Early College High Schools: Early Recruitment and Selection Strategies (2005)
By June 2004, more than 20 schools opened their doors as, or began their transformation into, Early College High Schools (ECHSs). The Bill & Melinda Gates Foundation supported these schools, at least in part, through the Early College High School Initiative (ECHSI). The main goal of this initiative is to give students the opportunity to complete high school and two years of college credit in a compressed timeframe and at public expense.
A unique aspect of the ECHSI is its target population. Many high schools offer college credit to academically advanced students, and many colleges support programs that allow gifted students to pursue a high school and college degree simultaneously. ECHSI intends to extend these kinds of opportunities to students from groups that are traditionally underserved and underrepresented in higher education.
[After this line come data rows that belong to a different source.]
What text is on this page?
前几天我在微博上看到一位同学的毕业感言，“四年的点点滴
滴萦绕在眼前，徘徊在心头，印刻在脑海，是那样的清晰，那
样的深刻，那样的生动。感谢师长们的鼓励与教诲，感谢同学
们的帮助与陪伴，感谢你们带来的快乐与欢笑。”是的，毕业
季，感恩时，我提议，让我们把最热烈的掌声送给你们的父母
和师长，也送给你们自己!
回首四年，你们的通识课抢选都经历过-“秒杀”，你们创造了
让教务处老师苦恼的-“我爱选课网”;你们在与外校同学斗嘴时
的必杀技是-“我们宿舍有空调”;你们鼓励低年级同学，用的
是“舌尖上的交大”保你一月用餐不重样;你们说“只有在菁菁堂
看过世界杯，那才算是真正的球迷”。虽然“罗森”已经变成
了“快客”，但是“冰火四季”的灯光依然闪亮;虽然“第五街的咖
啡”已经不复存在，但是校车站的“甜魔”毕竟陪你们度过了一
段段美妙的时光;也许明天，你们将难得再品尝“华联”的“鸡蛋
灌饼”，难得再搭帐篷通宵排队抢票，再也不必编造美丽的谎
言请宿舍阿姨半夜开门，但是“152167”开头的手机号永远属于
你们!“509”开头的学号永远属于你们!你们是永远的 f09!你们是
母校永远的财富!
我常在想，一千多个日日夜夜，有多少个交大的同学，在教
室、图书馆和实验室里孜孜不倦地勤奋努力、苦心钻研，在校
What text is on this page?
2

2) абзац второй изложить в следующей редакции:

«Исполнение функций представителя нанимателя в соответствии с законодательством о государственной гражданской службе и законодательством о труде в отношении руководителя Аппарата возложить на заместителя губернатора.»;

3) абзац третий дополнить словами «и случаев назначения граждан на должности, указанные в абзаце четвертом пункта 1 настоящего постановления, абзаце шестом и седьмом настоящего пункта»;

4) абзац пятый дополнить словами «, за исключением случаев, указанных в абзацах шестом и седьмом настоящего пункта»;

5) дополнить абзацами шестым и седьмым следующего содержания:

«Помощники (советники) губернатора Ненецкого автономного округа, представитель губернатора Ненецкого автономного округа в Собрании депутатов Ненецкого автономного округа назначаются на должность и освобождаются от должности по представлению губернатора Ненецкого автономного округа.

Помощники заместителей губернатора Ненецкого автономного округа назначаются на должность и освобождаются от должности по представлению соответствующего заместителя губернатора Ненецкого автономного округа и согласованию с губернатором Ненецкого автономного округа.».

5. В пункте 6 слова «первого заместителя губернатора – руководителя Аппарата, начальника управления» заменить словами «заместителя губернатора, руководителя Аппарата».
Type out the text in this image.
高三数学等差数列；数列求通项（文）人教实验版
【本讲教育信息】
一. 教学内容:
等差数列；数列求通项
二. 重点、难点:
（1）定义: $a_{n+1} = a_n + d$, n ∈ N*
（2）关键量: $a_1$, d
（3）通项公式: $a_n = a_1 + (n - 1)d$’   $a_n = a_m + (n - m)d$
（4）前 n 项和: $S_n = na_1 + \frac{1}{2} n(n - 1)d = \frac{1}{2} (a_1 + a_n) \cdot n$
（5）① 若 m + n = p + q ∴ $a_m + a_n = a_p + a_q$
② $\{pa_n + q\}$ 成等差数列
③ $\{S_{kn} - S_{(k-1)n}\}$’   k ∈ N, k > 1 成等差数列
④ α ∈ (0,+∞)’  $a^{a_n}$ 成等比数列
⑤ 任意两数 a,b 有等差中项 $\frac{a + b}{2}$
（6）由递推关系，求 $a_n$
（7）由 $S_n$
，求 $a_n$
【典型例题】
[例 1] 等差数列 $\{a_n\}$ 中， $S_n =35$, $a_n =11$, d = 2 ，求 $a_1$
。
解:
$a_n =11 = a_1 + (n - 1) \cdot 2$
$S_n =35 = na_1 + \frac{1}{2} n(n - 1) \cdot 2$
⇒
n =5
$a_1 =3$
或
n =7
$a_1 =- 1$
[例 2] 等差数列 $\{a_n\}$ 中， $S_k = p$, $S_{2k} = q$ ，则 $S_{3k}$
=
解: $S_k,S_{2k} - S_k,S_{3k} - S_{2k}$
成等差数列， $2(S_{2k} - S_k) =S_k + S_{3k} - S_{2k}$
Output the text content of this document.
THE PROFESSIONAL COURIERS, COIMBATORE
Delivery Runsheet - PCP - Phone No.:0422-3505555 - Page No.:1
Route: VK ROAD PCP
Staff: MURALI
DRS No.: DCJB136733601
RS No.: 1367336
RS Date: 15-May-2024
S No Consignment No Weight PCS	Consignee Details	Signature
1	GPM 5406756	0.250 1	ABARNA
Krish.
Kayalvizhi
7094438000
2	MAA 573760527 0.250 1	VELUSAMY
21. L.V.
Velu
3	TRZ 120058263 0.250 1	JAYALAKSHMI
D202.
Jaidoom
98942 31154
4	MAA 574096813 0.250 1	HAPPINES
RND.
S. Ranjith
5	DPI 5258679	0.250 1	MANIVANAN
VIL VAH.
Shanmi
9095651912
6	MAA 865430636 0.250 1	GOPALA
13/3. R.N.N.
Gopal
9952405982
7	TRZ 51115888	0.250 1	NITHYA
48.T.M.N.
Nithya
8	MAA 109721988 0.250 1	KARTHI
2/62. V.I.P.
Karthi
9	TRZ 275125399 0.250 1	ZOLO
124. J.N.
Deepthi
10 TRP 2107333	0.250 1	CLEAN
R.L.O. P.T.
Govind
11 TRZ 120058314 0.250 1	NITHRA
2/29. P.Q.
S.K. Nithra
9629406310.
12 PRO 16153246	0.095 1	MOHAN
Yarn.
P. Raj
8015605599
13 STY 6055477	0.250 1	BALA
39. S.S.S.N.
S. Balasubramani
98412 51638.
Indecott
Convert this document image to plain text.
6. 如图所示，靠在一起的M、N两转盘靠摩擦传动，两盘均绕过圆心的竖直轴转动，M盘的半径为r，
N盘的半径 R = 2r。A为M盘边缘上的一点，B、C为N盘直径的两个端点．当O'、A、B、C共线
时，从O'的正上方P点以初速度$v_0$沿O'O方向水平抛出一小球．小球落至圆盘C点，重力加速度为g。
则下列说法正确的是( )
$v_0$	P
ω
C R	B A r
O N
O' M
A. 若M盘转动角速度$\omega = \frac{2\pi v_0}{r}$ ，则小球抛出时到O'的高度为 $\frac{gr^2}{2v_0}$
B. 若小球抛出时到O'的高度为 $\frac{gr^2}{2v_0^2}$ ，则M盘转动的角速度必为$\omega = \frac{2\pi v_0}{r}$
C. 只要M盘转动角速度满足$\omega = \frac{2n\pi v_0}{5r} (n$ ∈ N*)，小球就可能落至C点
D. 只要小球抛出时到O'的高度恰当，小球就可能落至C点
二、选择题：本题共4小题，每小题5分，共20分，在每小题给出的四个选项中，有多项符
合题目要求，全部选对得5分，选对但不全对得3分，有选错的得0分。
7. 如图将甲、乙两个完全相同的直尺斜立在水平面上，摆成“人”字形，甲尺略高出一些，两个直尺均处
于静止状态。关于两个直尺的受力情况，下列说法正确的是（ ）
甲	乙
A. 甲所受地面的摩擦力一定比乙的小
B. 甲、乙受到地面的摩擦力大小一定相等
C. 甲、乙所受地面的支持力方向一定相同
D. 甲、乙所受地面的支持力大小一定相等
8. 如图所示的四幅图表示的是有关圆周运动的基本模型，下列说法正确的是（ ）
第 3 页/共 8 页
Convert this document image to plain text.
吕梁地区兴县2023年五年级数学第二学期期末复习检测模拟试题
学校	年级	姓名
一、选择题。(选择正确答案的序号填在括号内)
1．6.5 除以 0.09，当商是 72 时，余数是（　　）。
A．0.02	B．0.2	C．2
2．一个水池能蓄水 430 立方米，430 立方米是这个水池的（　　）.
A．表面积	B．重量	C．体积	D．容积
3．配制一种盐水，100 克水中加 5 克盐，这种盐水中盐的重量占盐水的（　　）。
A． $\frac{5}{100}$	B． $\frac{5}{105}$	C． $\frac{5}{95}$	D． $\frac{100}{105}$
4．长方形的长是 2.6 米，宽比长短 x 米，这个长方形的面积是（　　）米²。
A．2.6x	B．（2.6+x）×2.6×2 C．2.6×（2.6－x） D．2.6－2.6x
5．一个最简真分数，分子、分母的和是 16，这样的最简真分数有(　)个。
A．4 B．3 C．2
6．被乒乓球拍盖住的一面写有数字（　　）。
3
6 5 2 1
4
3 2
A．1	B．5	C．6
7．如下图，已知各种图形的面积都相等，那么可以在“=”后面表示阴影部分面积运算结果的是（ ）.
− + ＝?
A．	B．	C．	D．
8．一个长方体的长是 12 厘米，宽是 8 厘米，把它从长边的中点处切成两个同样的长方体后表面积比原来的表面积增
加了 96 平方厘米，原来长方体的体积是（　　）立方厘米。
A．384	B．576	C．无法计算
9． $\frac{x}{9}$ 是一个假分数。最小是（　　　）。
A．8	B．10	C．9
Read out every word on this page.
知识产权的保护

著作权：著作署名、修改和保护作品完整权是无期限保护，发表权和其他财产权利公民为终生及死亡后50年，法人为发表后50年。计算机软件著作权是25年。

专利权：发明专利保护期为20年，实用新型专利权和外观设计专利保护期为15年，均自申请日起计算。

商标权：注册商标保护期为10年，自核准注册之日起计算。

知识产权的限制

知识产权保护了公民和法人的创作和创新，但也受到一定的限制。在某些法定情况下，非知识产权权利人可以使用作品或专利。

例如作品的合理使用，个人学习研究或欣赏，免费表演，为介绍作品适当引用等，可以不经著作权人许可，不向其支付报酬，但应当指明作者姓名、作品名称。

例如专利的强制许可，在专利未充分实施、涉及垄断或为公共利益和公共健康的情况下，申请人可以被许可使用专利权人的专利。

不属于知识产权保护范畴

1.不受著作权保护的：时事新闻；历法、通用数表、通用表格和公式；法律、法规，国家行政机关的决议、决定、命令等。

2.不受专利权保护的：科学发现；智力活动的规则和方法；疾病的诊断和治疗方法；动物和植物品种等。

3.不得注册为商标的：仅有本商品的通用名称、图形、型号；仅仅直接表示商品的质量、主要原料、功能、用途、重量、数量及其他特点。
According to the ECHSI core principles document:
[The] small school being created through this initiative will focus on low-income students—those for whom a smooth transition into post-secondary education is now problematic. These include students who are highly motivated but have not received the academic preparation necessary to meet high school standards, students who are English language learners, students whose family obligations keep them at home, and students for whom the cost of college is prohibitive.
In working with these students, the foundation’s goal is to provide an accelerated, rather than remedial, learning environment. The foundation hopes that by exposing traditionally underserved and underrepresented students to college, and supporting them during that exposure, the students will gain both the confidence that they can achieve in college and the security of having up to two years of college credit to build on.
Given that an essential goal of the ECHSI is to educate traditionally underserved students, examining the strategies that each school used to enroll its initial class of students provides an early indicator of the initiative’s implementation success. This paper summarizes the strategies ECHSs have adopted to overcome the initial hurdle of attracting and enrolling the targeted students. Specifically, this paper addresses three main questions about student enrollment:
- What strategies did intermediaries and ECHSs use to recruit students?
- What criteria did intermediaries and ECHSs use to select students?
- To what extent have ECHSs enrolled traditionally underserved students?